Top marks to the other brother, he'd done his homework. As we hit the coast at Ault he made the call to drop into granny gear and we were able to spin up a steep ramp up and out of the town as others toiled. Victoire. With the wind at our backs, we coasted along a boardwalk through the sand dunes at a relentless pace.

The climb at Ault

At the first feed station we barely paused to fill our bidons. Eyes bright and blood up. Pumped and eager to push on, we were lucky to avoid a pile-up as impatient riders in the pack ahead of us touched wheels and skittered across the road.

Route map of La Ronde Picarde

The Baie de Somme

Then inland again, through the rutted, stubbly fields of the Somme, the landscape rendered featureless by a low-lying mist. And suddenly, inexplicably, I just couldn't keep pace with the groups any longer. Dropped by one, then another. We were isolated. My head began to loll to one side - a telltale sign of fatigue.

Clouds gathered above. Roads narrowed as we entered the gloom of a pine forest. And I went to a very dark place.

The other brother valiantly took on the role of domestique. Dropping back, feeding, coaxing, berating, pulling me along as best he could. Even the blessed Soreen couldn't revive me. I urged him to go on. To leave me and claim the gold medal time that was rightfully his. But he disobeyed orders, damn him, and dragged my limp, lifeless body back from behind enemy lines.

Over the first 120km, we'd averaged 35kph. We didn't hit that speed again for the rest of the ride. Instead we were forced to watch our precious average drop with every passing kilometre. Like fine sand falling through the fingers.

Then, the organisers go and throw in a hill. A big hill. And to make matters worse, a gratuitous hill. Not even on the route map. Up to the top and back down the same side. Totally uncalled for.

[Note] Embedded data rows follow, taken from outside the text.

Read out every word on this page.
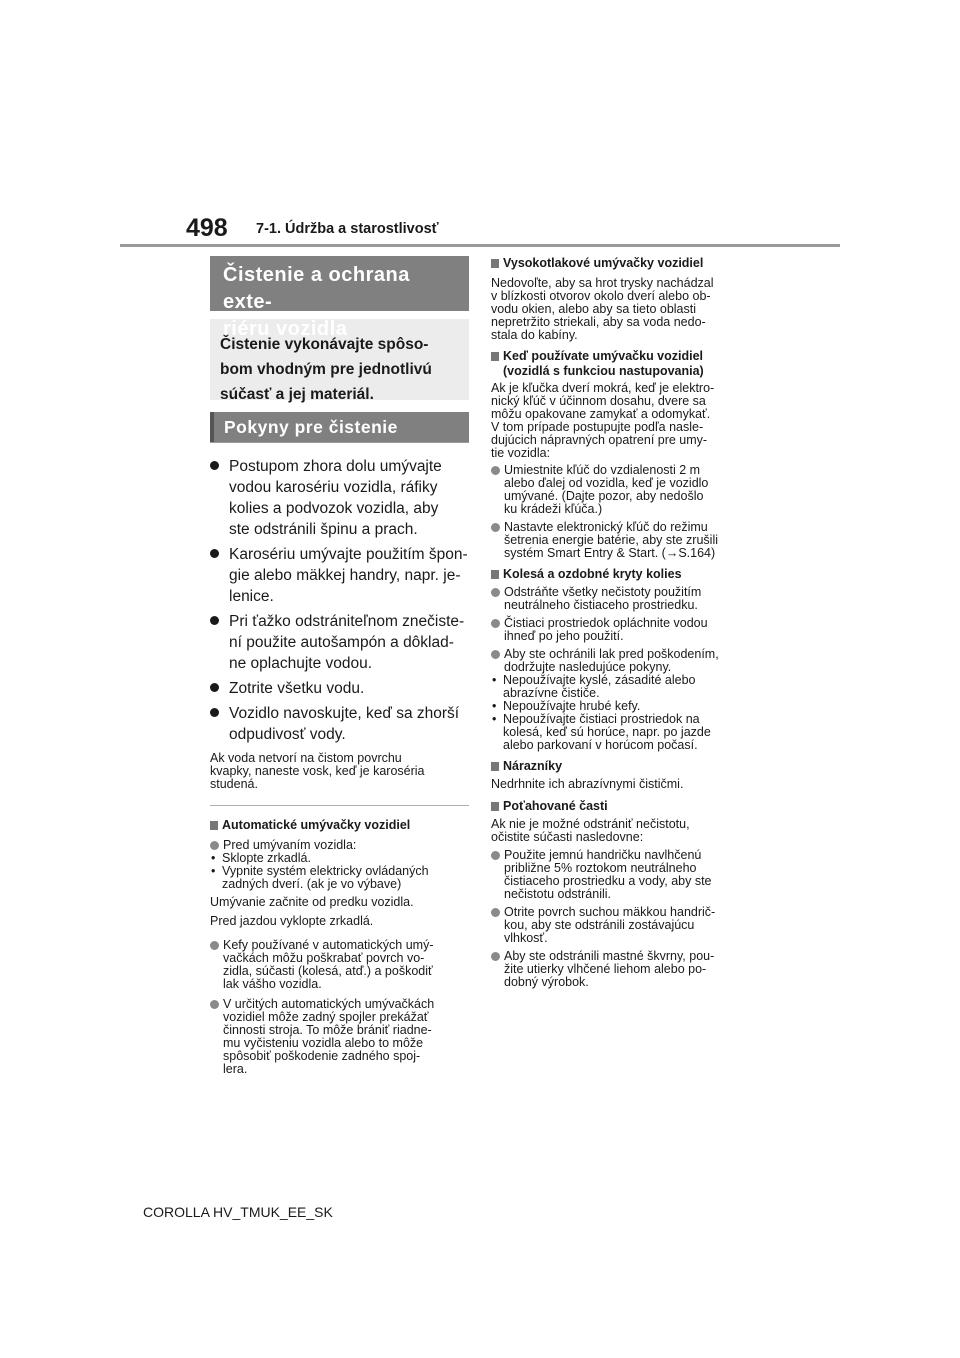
498 7-1. Údržba a starostlivosť
Čistenie a ochrana exte-
riéru vozidla

Čistenie vykonávajte spôso-

bom vhodným pre jednotlivú

súčasť a jej materiál.

Pokyny pre čistenie
Postupom zhora dolu umývajte
vodou karosériu vozidla, ráfiky
kolies a podvozok vozidla, aby
ste odstránili špinu a prach.
Karosériu umývajte použitím špon-
gie alebo mäkkej handry, napr. je-
lenice.
Pri ťažko odstrániteľnom znečiste-
ní použite autošampón a dôklad-
ne oplachujte vodou.
Zotrite všetku vodu.
Vozidlo navoskujte, keď sa zhorší
odpudivosť vody.
Ak voda netvorí na čistom povrchu
kvapky, naneste vosk, keď je karoséria
studená.
Automatické umývačky vozidiel
Pred umývaním vozidla:
• Sklopte zrkadlá.
• Vypnite systém elektricky ovládaných
zadných dverí. (ak je vo výbave)
Umývanie začnite od predku vozidla.
Pred jazdou vyklopte zrkadlá.
Kefy používané v automatických umý-
vačkách môžu poškrabať povrch vo-
zidla, súčasti (kolesá, atď.) a poškodiť
lak vášho vozidla.
V určitých automatických umývačkách
vozidiel môže zadný spojler prekážať
činnosti stroja. To môže brániť riadne-
mu vyčisteniu vozidla alebo to môže
spôsobiť poškodenie zadného spoj-
lera.
Vysokotlakové umývačky vozidiel
Nedovoľte, aby sa hrot trysky nachádzal
v blízkosti otvorov okolo dverí alebo ob-
vodu okien, alebo aby sa tieto oblasti
nepretržito striekali, aby sa voda nedo-
stala do kabíny.
Keď používate umývačku vozidiel
(vozidlá s funkciou nastupovania)
Ak je kľučka dverí mokrá, keď je elektro-
nický kľúč v účinnom dosahu, dvere sa
môžu opakovane zamykať a odomykať.
V tom prípade postupujte podľa nasle-
dujúcich nápravných opatrení pre umy-
tie vozidla:
Umiestnite kľúč do vzdialenosti 2 m
alebo ďalej od vozidla, keď je vozidlo
umývané. (Dajte pozor, aby nedošlo
ku krádeži kľúča.)
Nastavte elektronický kľúč do režimu
šetrenia energie batérie, aby ste zrušili
systém Smart Entry & Start. (→S.164)
Kolesá a ozdobné kryty kolies
Odstráňte všetky nečistoty použitím
neutrálneho čistiaceho prostriedku.
Čistiaci prostriedok opláchnite vodou
ihneď po jeho použití.
Aby ste ochránili lak pred poškodením,
dodržujte nasledujúce pokyny.
• Nepoužívajte kyslé, zásadité alebo
abrazívne čističe.
• Nepoužívajte hrubé kefy.
• Nepoužívajte čistiaci prostriedok na
kolesá, keď sú horúce, napr. po jazde
alebo parkovaní v horúcom počasí.
Nárazníky
Nedrhnite ich abrazívnymi čističmi.
Poťahované časti
Ak nie je možné odstrániť nečistotu,
očistite súčasti nasledovne:
Použite jemnú handričku navlhčenú
približne 5% roztokom neutrálneho
čistiaceho prostriedku a vody, aby ste
nečistotu odstránili.
Otrite povrch suchou mäkkou handrič-
kou, aby ste odstránili zostávajúcu
vlhkosť.
Aby ste odstránili mastné škvrny, pou-
žite utierky vlhčené liehom alebo po-
dobný výrobok.
COROLLA HV_TMUK_EE_SK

It felt like I had a flat. I did indeed have a flat. Never have I been so glad to have a flat. A merciful slow puncture. I took my time inflating the tyre, took a breather and caught my second wind.

Everyone's a winner

With only 20km to go, we decided to forego the second feed station and push on for gold. Mistake. Turns out 20km is a long way with 165km in the legs.

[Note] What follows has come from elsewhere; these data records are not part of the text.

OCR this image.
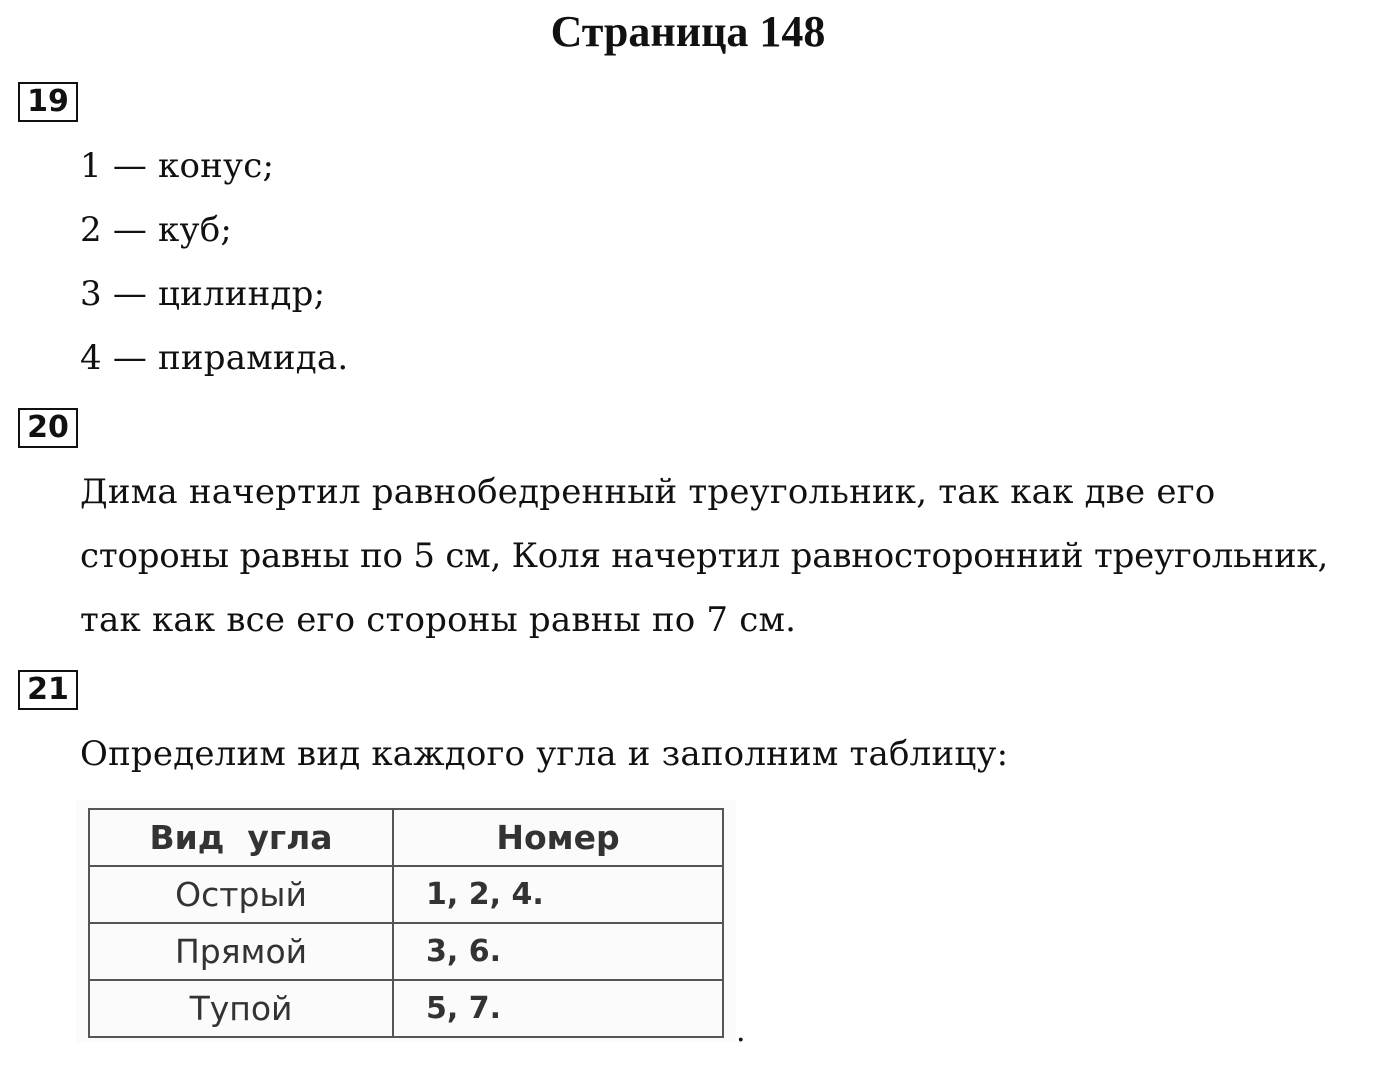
Страница 148
19
1 — конус;
2 — куб;
3 — цилиндр;
4 — пирамида.
20
Дима начертил равнобедренный треугольник, так как две его
стороны равны по 5 см, Коля начертил равносторонний треугольник,
так как все его стороны равны по 7 см.
21
Определим вид каждого угла и заполним таблицу:
Вид  угла	Номер
Острый	1, 2, 4.
Прямой	3, 6.
Тупой	5, 7.
.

My turn to take the captain's armband as we went into extra time. Chirruping away like a wicketkeeper encouraging his strike bowler. Blocking and tackling the wind. (Frankly, we needed every metaphor going).

Then, in the distance, sunshine bouncing off an inflatable arch. It was done. We started with the biggest of bangs, but ended with a carb-starved whimper, missing the cut-off for a gold medal time by minutes.

Thankfully, French beer is golden. Cold and frothy too. A few pints eased the disappointment, dulled the pain and helped us through the 10km ride back from Eaucourt to Abbeville. And when we went to collect the medals, the last laugh was ours. They were all silver.

Collecting medals at La Ronde Picarde

The other brother

Broleur present a united front on most cycling subjects, especially if those subjects involve coffee, cake and ale. But the one major topic that divides us, the Grand Canyon-sized rift, is riding apparel.

Some things are non-negotiable. Socks must cover ankles but shall not extend beyond the mid-calf region, while shorts are always black. But that is where the consensus breaks, the niceties grind to a shuddering halt. This was never more evident than at La Ronde Picarde.

First, jersey selection. We agreed to wear sprinter's green. But while the other brother extols the virtues and warmth of Merino wool and the classic look, I tend to plump for retro team jerseys - the more garish, the more obscure, the better. Grandpa in his cardigan meets the Spice Boy.

Second, bib shorts/leg warmers. The other brother opts for maximum coverage and optimal heat retention, while I still haven't worked out how to successfully de-robe to use the toilet and therefore stick with the humble, bog-standard shorts. There's just something more manly about going out with bare legs in all conditions. You didn't see Eddy Merckx swanning around in leg warmers.

But I guess ne'er the twain shall meet, so we'll just have to agree to disagree.